Image politik seperti terlihat dalam produk iklan tidak selalu mencerminkan realitas obyektif. Suatu image politik juga dapat mencerminkan hal yang tidak real atau imajinasi yang terkadang bisa berbeda dengan kenyataan fisik. Image politik dapat diciptakan, dibangun dan diperkuat. Image politik dapat melemah, luntur dan hilang dalam sistem kognitif masyarakat. Image politik memiliki kekuatan untuk memotivasi aktor atau individu agar melakukan suatu hal. Di samping itu, image politik dapat memengaruhi pula opini publik sekaligus menyebarkan makna-makna tertentu. Misalnya, katakanlah suatu partai politik memiliki image sebagai partai yang tiradisional, di mana nilai-nilai tradional lokal menjadi tujuan perjuangan. Image tersebut dapat memotivasi aktor-aktor politik dalam partai tersebut untuk selalu mengacu pada hal-hal yang bersifat tradisional. Selain itu, masyarakat awam pun niscaya memposisikan partai tersebut sebagai institusi yang memperjuangkan nilai-nilai tradisional. Perlu dicatat di sini bahwa ciri tradisional sering dibedakan dengan modern. Ketika suatu partai politik dicap sebagai tradisionalis, otomatis partai tersebut memiliki sistem nilai yang bertolak belakang dengan ide-ide modern.

Dari sisi sifat pesan, iklan dapat juga digolongkan menjadi iklan positif dan iklan negatif. Iklan positif adalah iklan yang memuat keunggulan dari sebuah kontestan yang dipasarkan Sedangkan iklan negatif adalah iklan tentang kelemahan pesaing. Iklan negatif lebih cepat menarik per-hatian pemilih ketimbang iklan positif. Namun demikian, iklan negatif tidak selalu memberi citra positif kepada pi-hak yang menggunakan. Karena itu, penggunaan iklan negatif harus memperhitungkan risikonya.

Kritik terhadap Iklan Politik

Al Ries dan Laura Ries (2002) melalui karyanya yang menyentak kalangan periklanan, The Fall of Advertising and the Rise of PR, menyebut era periklanan tengah berakhir. Iklan gagal menyajikan kredibilitas di hadapan pemirsa dan meningkatkan penjualan produk. Ries dan Ries sendiri bukan antiperiklanan; keduanya meletakkan periklanan sebagai kelanjutan public relations (PR). PR-lah yang membentuk merek (citra), yang selanjutnya diperteguh iklan. Jadi, memercayai iklan untuk meyakinkan pemirsa akan kredibilitas isi tayangannya menjadi pekerjaan sia-sia.

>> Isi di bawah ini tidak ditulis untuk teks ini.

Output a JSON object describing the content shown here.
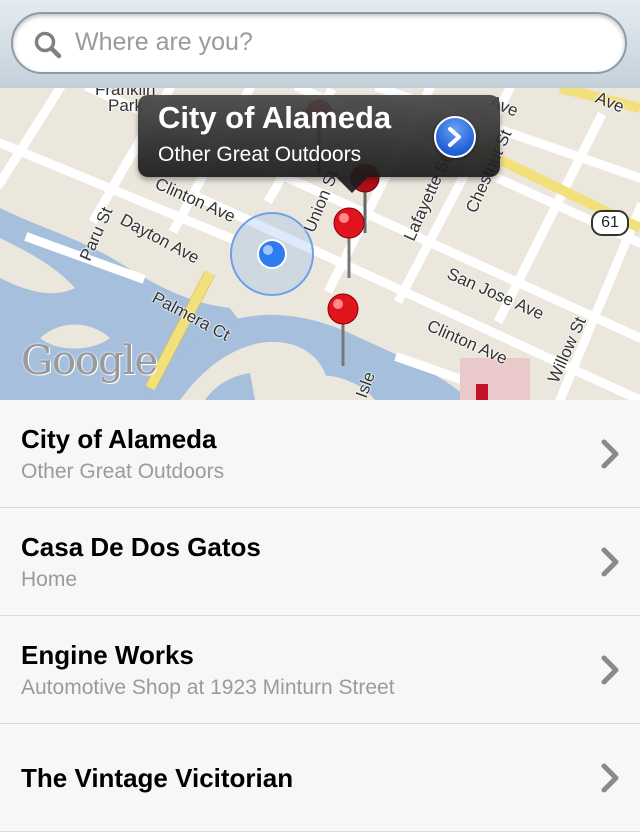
{
  "search": {
    "placeholder": "Where are you?",
    "icon": "search-icon"
  },
  "map": {
    "attribution": "Google",
    "route_shield": "61",
    "streets": {
      "franklin": "Franklin",
      "park": "Park",
      "ave_top": "Ave",
      "ave_right": "Ave",
      "clinton_top": "Clinton Ave",
      "union": "Union St",
      "lafayette": "Lafayette St",
      "chestnut": "Chestnut St",
      "paru": "Paru St",
      "dayton": "Dayton Ave",
      "palmera": "Palmera Ct",
      "san_jose": "San Jose Ave",
      "clinton_bottom": "Clinton Ave",
      "willow": "Willow St",
      "isle": "Isle"
    },
    "callout": {
      "title": "City of Alameda",
      "subtitle": "Other Great Outdoors"
    },
    "colors": {
      "water": "#a6bfdd",
      "pin": "#e0141c",
      "user_location": "#2f7bf0",
      "highway": "#f2e07a"
    }
  },
  "places": [
    {
      "title": "City of Alameda",
      "subtitle": "Other Great Outdoors"
    },
    {
      "title": "Casa De Dos Gatos",
      "subtitle": "Home"
    },
    {
      "title": "Engine Works",
      "subtitle": "Automotive Shop at 1923 Minturn Street"
    },
    {
      "title": "The Vintage Vicitorian",
      "subtitle": ""
    }
  ]
}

Iklan adalah murni wilayah komersial, siapa pun bisa beriklan asal mampu membayar. Logis jika partai besar dengan sumber dana berlimpah lebih mampu beriklan ketimbang parpol gurem. Ketika beriklan, parpol menjual program dan gagasan, sama dengan perusahaan yang ingin menjual produk. Namun, banyaknya iklan tidak menjamin produk kian laku. Juga dalam kampanye pemilu, membeli iklan di media bukan otomatis membeli suara pemilih. Meningkatnya dukungan suara tidak sepenuhnya disebabkan keberhasilan teknik beriklan, terlebih lagi untuk iklan politik. Preferensi pemirsa tidak secara linier berubah dengan adanya iklan-iklan yang menggunakan teknik atau kreativitas tinggi. Oleh karena itu, logis bila mayoritas pemirsa-pemilih (ada yang menyebut angka 70 persen) sudah menentukan akan memilih siapa dalam pemilu presiden. Fenomena keterisolasian iklan dari preferensi pemilih berlaku tidak hanya di negara yang ikatan primodial dan paternalismenya kuat, tetapi juga ditemui di negara- negara yang memiliki tradisi kuat berdemokrasi.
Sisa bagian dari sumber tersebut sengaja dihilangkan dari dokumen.